WHO IS SHE? Chin Su Yuen, 29, is an advocate for start-ups. Straight out of NUS, the computer science grad joined the world of social gaming development (think: Farmville), was inspired by her boss’ entrepreneurial drive, and decided that she too wanted her own business. After four years developing websites and mobile apps through her start-up agency, Chin has channelled her resources toward real-time freelancing platform, MomoCentral.com, which aims to resolve a talent drought in the demanding world of tech.
8 DAYS: What inspired your tech career?
CHIN SU YUEN: When I was 17, I was really in love with design and packaging. Back then print was [still] all the rage; there was no such thing as UI [user interface] or UX [user experience] design. So I thought okay, I’ll intern at a design house and do all the design and packaging I love. It was really fun, but every time we came up with creative concepts, the tech department would say, oh, this is too complicated, or this is just not possible. I learnt coding so that I would know what’s possible and what’s not. So people can’t tell me BS anymore.
When did you decide to start your own business?
One of my projects in university was augmented reality (AR). I built a Farmville-like sim city for kids using AR technology. It let kids, aged four to six years old, build their city while learning English at the same time. Mid-way through my [first] job, I got an SiTF award for that project and $50,000 funding. So I quit my job and ran that as a start-up.
$50,000 funding sounds pretty awesome.
Things were not so rosy. I had to do enterprise sales to schools. I had to demo my product at a lot of kindergartens and do a lot of user testing. When the iPad 2 came out, we launched it on the App store. We made $8,000 in the first week. It sounds promising, right? After the first week, things started to go downhill because you have people from China releasing 60 new kids’ apps every day. You very quickly get bumped off the new apps list. I was a noob. I didn’t know you had to take your [earned] money and throw it back into marketing.
How did the idea for MomoCentral emerge?
Some clients are not sure what they want at the start. If you gave them a cost quotation based on what they [initially] wanted, there’ll be a lot of change requests later [which you have to charge extra for] and it makes everyone unhappy. That’s when we pivoted to our current company, MomoCentral. It’s a real-time freelancing platform for developers and designers. Let’s say you book a developer from 9am-3pm, we’ll get you one, from Indonesia, Malaysia, Singapore, to work with you remotely. At 9am, they’ll come online and say “What do you want me to work on today?” At 3pm they’ll stop and you’re charged for six hours of their time. It’s as though you get an on-demand, in-house employee. Because clients are paying by the hour, they tend to be more responsive.
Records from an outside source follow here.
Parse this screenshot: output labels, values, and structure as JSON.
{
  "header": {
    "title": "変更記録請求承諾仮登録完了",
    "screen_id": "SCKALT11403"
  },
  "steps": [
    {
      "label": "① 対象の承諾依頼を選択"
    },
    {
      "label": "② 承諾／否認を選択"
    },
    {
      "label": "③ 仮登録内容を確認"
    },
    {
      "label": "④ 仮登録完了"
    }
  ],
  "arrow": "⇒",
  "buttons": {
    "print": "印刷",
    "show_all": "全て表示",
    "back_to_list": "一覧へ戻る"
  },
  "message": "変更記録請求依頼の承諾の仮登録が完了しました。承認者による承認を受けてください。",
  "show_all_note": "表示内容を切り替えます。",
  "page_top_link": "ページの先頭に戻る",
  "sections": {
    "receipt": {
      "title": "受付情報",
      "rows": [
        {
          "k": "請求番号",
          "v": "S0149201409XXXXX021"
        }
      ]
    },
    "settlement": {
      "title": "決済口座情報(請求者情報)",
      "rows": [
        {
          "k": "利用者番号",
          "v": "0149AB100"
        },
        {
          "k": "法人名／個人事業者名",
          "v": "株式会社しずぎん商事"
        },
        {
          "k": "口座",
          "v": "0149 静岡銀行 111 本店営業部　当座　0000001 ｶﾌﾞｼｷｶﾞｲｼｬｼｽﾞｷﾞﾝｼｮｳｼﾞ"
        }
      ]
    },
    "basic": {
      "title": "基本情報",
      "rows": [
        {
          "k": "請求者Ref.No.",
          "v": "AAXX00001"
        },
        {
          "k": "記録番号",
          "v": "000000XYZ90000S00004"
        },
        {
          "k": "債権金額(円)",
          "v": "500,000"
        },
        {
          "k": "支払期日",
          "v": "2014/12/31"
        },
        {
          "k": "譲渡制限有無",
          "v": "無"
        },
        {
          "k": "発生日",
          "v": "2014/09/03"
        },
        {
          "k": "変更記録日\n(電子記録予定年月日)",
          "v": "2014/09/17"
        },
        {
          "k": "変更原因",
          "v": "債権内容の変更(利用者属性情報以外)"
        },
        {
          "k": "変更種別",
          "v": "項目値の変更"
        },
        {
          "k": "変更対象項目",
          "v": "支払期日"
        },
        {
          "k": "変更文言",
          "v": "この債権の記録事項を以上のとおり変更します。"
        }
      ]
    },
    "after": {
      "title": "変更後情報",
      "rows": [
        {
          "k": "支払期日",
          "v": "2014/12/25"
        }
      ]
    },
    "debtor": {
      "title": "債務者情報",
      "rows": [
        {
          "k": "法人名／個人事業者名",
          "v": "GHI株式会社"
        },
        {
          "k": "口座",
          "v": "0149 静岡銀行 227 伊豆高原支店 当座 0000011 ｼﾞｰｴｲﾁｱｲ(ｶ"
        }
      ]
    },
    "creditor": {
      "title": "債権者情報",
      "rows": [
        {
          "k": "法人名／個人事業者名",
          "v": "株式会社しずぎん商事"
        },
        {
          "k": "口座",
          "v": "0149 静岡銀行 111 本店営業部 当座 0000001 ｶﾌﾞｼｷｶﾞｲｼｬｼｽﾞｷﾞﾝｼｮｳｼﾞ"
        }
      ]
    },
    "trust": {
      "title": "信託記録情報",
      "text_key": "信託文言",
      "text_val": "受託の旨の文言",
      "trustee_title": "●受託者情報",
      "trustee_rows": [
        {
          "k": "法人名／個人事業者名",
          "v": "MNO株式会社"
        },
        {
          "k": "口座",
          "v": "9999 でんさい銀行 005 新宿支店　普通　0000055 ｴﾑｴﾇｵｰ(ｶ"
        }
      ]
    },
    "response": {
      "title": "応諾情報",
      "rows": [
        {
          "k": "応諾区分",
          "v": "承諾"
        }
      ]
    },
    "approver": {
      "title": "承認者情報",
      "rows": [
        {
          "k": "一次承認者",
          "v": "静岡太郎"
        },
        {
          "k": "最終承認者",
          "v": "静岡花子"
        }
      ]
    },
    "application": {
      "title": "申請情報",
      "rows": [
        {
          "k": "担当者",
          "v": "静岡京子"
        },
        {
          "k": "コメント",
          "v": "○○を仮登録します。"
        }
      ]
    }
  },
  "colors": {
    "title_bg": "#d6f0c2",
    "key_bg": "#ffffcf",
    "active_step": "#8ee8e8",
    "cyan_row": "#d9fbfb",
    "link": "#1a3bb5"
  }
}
With a strong demand for people in tech, would you advise a mid-career switch?
It boils down to interest. We’ve had people on our platform who were bankers with First Class honours from the London School of Economics. They taught themselves coding by going through online courses, and they became really solid coders by the time they applied to us. If you don’t like it, it’s going to be the most mundane and boring thing ever. You can spend eight hours trying to find a bug that you have to fix. You need to have some kind of grit to survive that.
Is it lucrative? Should we change jobs?
The salary is definitely high now, provided you can pass the tech interviews. There are Silicon Valley companies with a local office here offering fresh grads $6,000, or more, depending on how good you are. If you are a lousy coder, you will fail their code tests.
What’s the one thing you learnt on the job that they didn’t teach you in school?
The first year running the company we were in the red — and not because we were bad at what we were doing. Yes, I can build product X, but are people willing to pay for product X? Is product X valuable? If yes, for whom? So we were building all these products, like the AR game. But in the end the teachers asked, “Why would I use this? I can use flash cards.” They’re boring but they still achieve the same objective [at a lower cost]. I had to show [its value] not only from an educational perspective, but from a financial one. There’s no text book that teaches you that. You learn it the hard way, going to many failed pitches and business meetings. Over time we learnt how to build things that people would pay for. To keep us fed.